I gave a talk at RubyConf that went over how we automate our development and deploy process here at Engine Yard. The part of the talk that got the most questions and spawned the most discussion was about the way we do deploy with zero downtime, even with migrations. Here is a bit more detail on the process.

A Caveat

At Engine Yard, we almost exclusively use DataMapper for our ORM. This means that we specify all of the properties for our models in the model class, there is no database introspection to generate accessors for the properties. I have not tried this technique with ActiveRecord but the concepts will be the same.

Example: Adding a column

This is the simplest example, but also the most common migration that we do.

First, before merging any part of the feature to master that needs a new column, create a migration on master that adds the column.

migration 1, :"add published_at to posts" do
  up do
    modify_table :posts do
      add_column :published_at, Time
    end
  end
end

Then we simply test the migration, and ship it all the way to production. Now the column is created in the database—ready for us to use when we merge the code that requires the column.

This also allows us to always run migrations last in the deploy, after we have restarted the app servers. This means that new code is running on the app servers earlier in the deploy process.

Renaming a Column

Adding a column is pretty straightforward but there are some migrations that are much trickier to do with zero downtime.

Lets say you have a Post model, and you want to rename the body field to content.

We have a solution for this as well.

Step 1: Add the new column

Same as above, write and deploy the migration to add the new column to the database.

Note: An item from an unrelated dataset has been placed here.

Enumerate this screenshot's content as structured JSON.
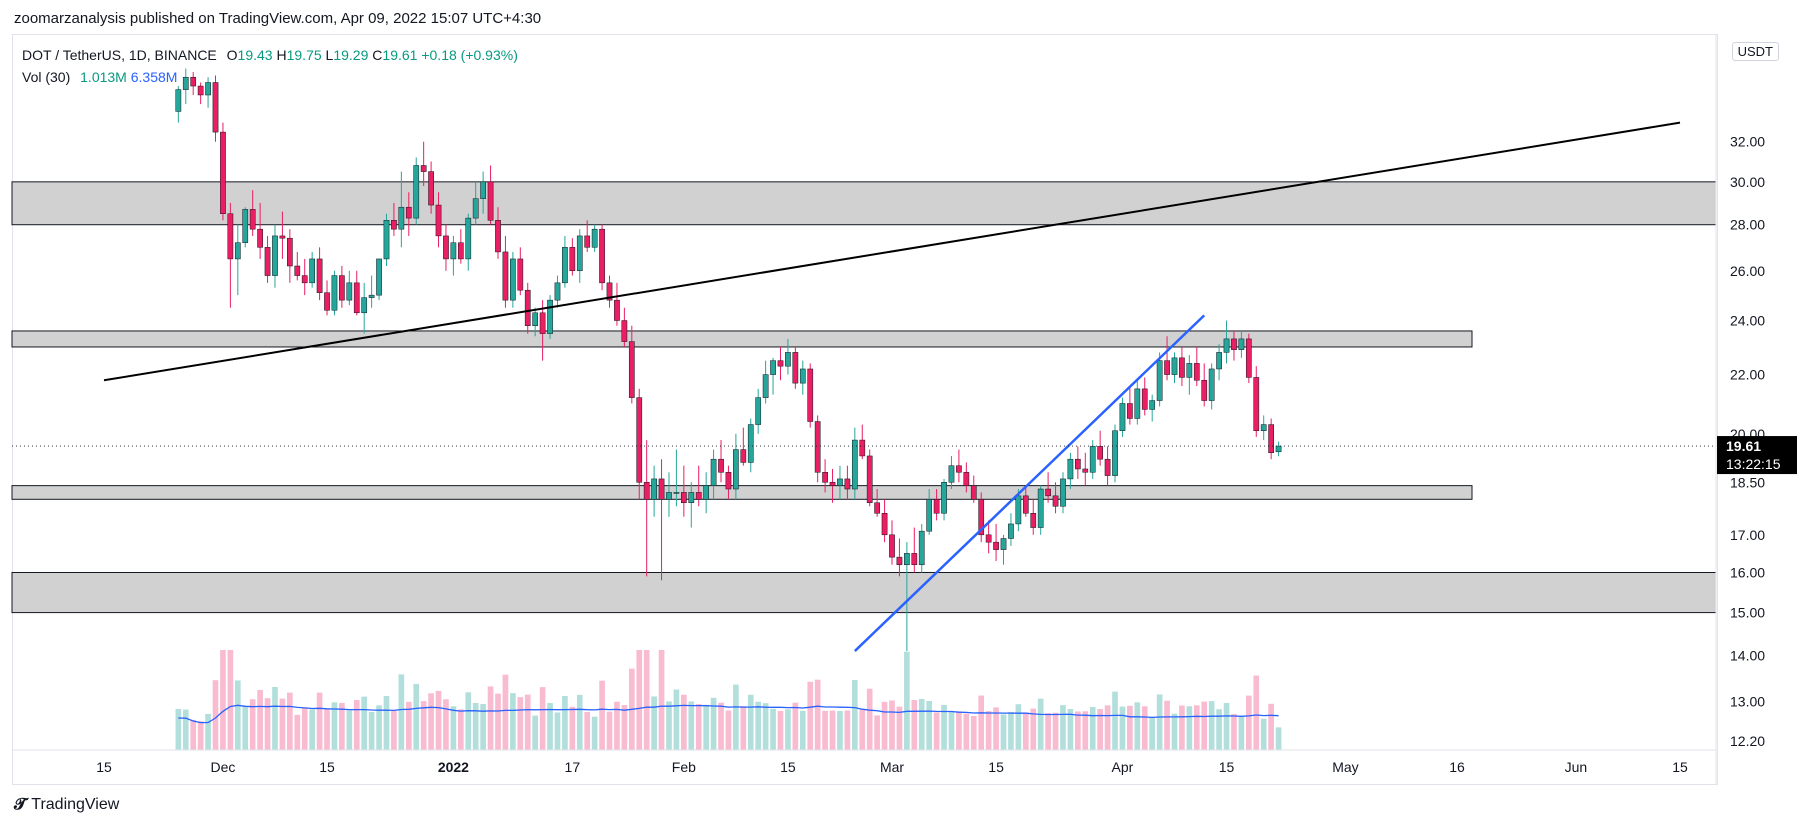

migration 1, :"add content to posts" do
  up do
    modify_table :posts do
      add_column :content, Text
    end
  end
end

Step 2: Make the code aware of both columns

We usually do this by writing the code as if we were solely using the new column, then having a few accessors and hooks on the model to sync the data over.

class Post
  def content
    update_content
    attribute_get(:content)
  end 

  def content=(new_content)
    self.body = new_content
    attribute_set(:content, new_content)
  end 

  before :save, :update_content
  def update_content
    self.content = body
  end
end

Step 3: Migrate the data

Now that your code is handling the migration of data as it runs, we need to migrate all columns to the new schema.

We can either use a migration for this or just write and run a rake task to copy all data from the body column to the content column.

Once this step is complete, the content column should be canonical and remain that way due to the way the code is written.

Step 4: Remove the temporary syncing code

We can now remove all references to the body column, including the code that syncs the data between the two columns.

At this point, we are almost done. The code is all updated not to use the old column; it only remains in the database.

Step 5: Drop the column

Finally, all we need to do is write a migration to drop the column from the database and deploy it to production. The code does not reference the column, so we can deploy it at our leisure.

YMMV

This technique has worked very well for us at Engine Yard. It can be more complex, but overall it leads to less friction in the deploy process. When you know that there is no downtime needed for any step of your work, you can simply write code and ship it to production when you’re ready, rather than being blocked on waiting for a maintenance window.

Adding a column to the database is by far the most common kind of migration that we do. And using this technique still makes that very simple. Over all it has not added a significant amount of overhead to getting things done, and the lack of friction is a huge win.

Doesn’t always work

All this said, there are a small number of cases when you really cannot perform this technique. These are cases where the migration will take a long time and lock tables or cause heavy load on the database server. In the past year, these kinds of migrations have been the only ones that we have had to take downtime for. The most common manifestation was adding an index on a very large table. But if your database is heavily loaded, many ALTER TABLE statements may take an unacceptably long time.